Par conséquent, un modèle interdisciplinaire où neuropsychologie, neurologie, physiothérapie et ergothérapie travaillent conjointement devient indispensable. À cet égard, il est important d’insister sur le rôle essentiel de la neuropsychologie dans l’évaluation et l’intervention après un TCC, car elle permet d’identifier précisément les fonctions affectées et de comprendre comment elles interagissent avec les phénomènes de déconnexion cérébrale ; ainsi non seulement le profil cognitif de chaque personne est obtenu, mais aussi les bases sont posées pour concevoir des stratégies d’approche individualisées et fondées.
Bibliographie
- Azouvi, P., Arnould, A., Dromer, E., & Vallat-Azouvi, C. (2017). Neuropsychology of traumatic brain injury: An expert overview. Revue Neurologique, 173(7), 461–472. https://doi.org/10.1016/j.neurol.2017.07.006
- Boggs, R. C., Watts, L. T., Fox, P. T., & Clarke, G. D. (2024). Metabolic diaschisis in mild traumatic brain injury. Journal of Neurotrauma, 41(13–14), e1793–e1806. https://doi.org/10.1089/neu.2023.0290
- Carrera, E., & Tononi, G. (2014). Diaschisis: Past, present, future. Brain, 137(9), 2408–2422. https://doi.org/10.1093/brain/awu101
- Halalmeh, D. R., Salama, H. Z., LeUnes, E., Feitosa, D., Ansari, Y., Sachwani-Daswani, G. R., & Moisi, M. D. (2024). The role of neuropsychology in traumatic brain injury: Comprehensive literature review. World Neurosurgery, 183, 128–143. https://doi.org/10.1016/j.wneu.2023.12.069
- Le Prieult, F., Thal, S. C., Engelhard, K., Imbrosci, B., & Mittmann, T. (2017). Acute cortical transhemispheric diaschisis after unilateral traumatic brain injury. Journal of Neurotrauma, 34(5), 1097–1110. https://doi.org/10.1089/neu.2016.4575
- Mckee, A. C., & Daneshvar, D. H. (2015). The neuropathology of traumatic brain injury. Handbook of Clinical Neurology, 127, 45–66. https://doi.org/10.1016/B978-0-444-52892-6.00004-0
- Sarmati, V. (2022.). Diasquisis. Stroke Therapy Revolution. Consulté le 25 août 2025, de https://www.stroke-therapy-revolution.es/diasquisis/
- Wiley, C. A., Bissel, S. J., Lesniak, A., Dixon, C. E., Franks, J., Beer Stolz, D., Sun, M., Wang, G., Switzer, R., Kochanek, P. M., & Murdoch, G. (2016). Ultrastructure of diaschisis lesions after traumatic brain injury. Journal of Neurotrauma, 33(20), 1866–1882. https://doi.org/10.1089/neu.2015.4272
Questions fréquentes sur le TCC et la diaschisis
1. Qu’est-ce que le traumatisme crânien (TCC) ?

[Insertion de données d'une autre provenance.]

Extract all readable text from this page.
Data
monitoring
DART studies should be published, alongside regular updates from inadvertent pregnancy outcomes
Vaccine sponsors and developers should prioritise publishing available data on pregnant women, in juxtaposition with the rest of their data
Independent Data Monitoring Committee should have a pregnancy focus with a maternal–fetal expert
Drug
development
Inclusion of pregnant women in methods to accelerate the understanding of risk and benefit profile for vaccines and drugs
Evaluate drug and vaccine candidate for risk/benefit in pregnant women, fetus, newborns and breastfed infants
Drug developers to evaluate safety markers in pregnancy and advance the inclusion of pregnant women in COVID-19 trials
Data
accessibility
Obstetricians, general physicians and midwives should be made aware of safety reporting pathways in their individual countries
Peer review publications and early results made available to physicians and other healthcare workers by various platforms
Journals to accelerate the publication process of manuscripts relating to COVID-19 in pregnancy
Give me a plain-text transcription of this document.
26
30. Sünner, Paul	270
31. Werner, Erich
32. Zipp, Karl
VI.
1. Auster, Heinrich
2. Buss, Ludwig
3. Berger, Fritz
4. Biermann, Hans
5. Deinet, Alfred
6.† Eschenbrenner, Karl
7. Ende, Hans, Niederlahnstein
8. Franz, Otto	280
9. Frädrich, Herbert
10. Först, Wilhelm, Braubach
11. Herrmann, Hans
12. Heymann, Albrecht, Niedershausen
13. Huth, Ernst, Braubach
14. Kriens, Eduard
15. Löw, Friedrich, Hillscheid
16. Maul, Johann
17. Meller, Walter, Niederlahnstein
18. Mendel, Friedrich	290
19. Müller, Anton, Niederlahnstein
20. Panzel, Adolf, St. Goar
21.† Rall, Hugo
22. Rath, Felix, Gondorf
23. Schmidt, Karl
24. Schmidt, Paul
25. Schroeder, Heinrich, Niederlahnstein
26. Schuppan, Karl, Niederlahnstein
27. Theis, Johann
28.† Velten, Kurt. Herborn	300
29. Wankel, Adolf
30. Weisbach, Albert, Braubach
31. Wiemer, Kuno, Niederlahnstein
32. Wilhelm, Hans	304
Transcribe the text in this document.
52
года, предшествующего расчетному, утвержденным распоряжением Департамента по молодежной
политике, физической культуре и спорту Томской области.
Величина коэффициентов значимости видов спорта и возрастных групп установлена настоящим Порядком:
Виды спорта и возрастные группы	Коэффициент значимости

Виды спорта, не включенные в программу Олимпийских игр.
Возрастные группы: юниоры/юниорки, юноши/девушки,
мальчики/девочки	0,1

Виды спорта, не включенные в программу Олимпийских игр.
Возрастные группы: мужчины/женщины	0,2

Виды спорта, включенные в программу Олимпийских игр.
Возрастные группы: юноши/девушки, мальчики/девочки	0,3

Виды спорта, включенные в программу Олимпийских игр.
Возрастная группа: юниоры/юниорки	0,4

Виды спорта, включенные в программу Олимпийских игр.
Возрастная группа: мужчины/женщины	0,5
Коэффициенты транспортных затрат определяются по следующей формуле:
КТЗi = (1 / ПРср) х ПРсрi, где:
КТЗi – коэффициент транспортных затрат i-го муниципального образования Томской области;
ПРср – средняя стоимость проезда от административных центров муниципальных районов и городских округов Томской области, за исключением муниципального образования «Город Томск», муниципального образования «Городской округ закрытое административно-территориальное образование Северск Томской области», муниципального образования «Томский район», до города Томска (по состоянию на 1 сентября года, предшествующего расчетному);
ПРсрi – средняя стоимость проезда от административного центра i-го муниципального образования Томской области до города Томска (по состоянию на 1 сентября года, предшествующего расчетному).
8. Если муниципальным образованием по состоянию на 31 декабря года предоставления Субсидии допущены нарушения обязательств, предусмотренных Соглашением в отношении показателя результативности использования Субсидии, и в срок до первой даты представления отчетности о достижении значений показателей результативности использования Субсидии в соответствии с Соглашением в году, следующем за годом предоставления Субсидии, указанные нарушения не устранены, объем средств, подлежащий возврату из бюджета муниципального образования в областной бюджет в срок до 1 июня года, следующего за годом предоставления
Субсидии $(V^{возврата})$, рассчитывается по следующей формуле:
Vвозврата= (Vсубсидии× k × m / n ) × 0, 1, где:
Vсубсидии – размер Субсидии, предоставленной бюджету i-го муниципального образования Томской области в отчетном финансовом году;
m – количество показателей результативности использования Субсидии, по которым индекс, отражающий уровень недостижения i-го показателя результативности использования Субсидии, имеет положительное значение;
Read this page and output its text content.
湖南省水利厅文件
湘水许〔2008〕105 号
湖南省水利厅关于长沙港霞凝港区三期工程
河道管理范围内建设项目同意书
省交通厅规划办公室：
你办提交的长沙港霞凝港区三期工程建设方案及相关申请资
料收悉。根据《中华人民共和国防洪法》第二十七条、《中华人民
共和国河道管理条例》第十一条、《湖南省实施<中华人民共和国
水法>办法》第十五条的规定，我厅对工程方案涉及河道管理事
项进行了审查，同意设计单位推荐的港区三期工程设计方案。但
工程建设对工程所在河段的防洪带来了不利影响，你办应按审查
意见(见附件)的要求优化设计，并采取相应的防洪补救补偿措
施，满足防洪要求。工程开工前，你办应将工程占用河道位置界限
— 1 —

Un traumatisme crânien est une lésion du cerveau causée par une force externe, comme un coup, une secousse ou un impact direct à la tête. Il peut être léger, modéré ou grave selon le niveau de conscience, la durée de l’amnésie et la présence de dommages structurels.
2. Qu’est-ce que la diaschisis et comment est-elle liée au TCC ?
La diaschisis est un phénomène dans lequel des zones cérébrales éloignées de la lésion primaire réduisent leur activité en raison de la déconnexion fonctionnelle des réseaux neuronaux. Dans un TCC, elle explique pourquoi des déficits cognitifs peuvent apparaître dans des régions non directement lésées.
3. Quelles sont les séquelles cognitives les plus courantes après un TCC ?
Parmi les plus fréquentes figurent des altérations de la mémoire, de l’attention, de la vitesse de traitement, des fonctions exécutives et de la cognition sociale. Celles-ci peuvent affecter de manière durable la vie quotidienne et la réintégration sociale et professionnelle de la personne.
4. Pourquoi la neuropsychologie est-elle importante dans la prise en charge du TCC ?
La neuropsychologie évalue l’impact cognitif et émotionnel du TCC et met en place des programmes personnalisés de rééducation cognitive, de psychoéducation et de thérapie comportementale pour favoriser la récupération fonctionnelle et prévenir les séquelles chroniques.
5. Quelles techniques de stimulation cognitive sont utilisées en réadaptation post-TCC ?
Des programmes d’entraînement cognitif centrés sur la mémoire, l’attention et les fonctions exécutives sont utilisés, adaptés aux besoins de la personne, combinés à la psychothérapie, à des techniques compensatoires et à un soutien interdisciplinaire (physiothérapie et ergothérapie).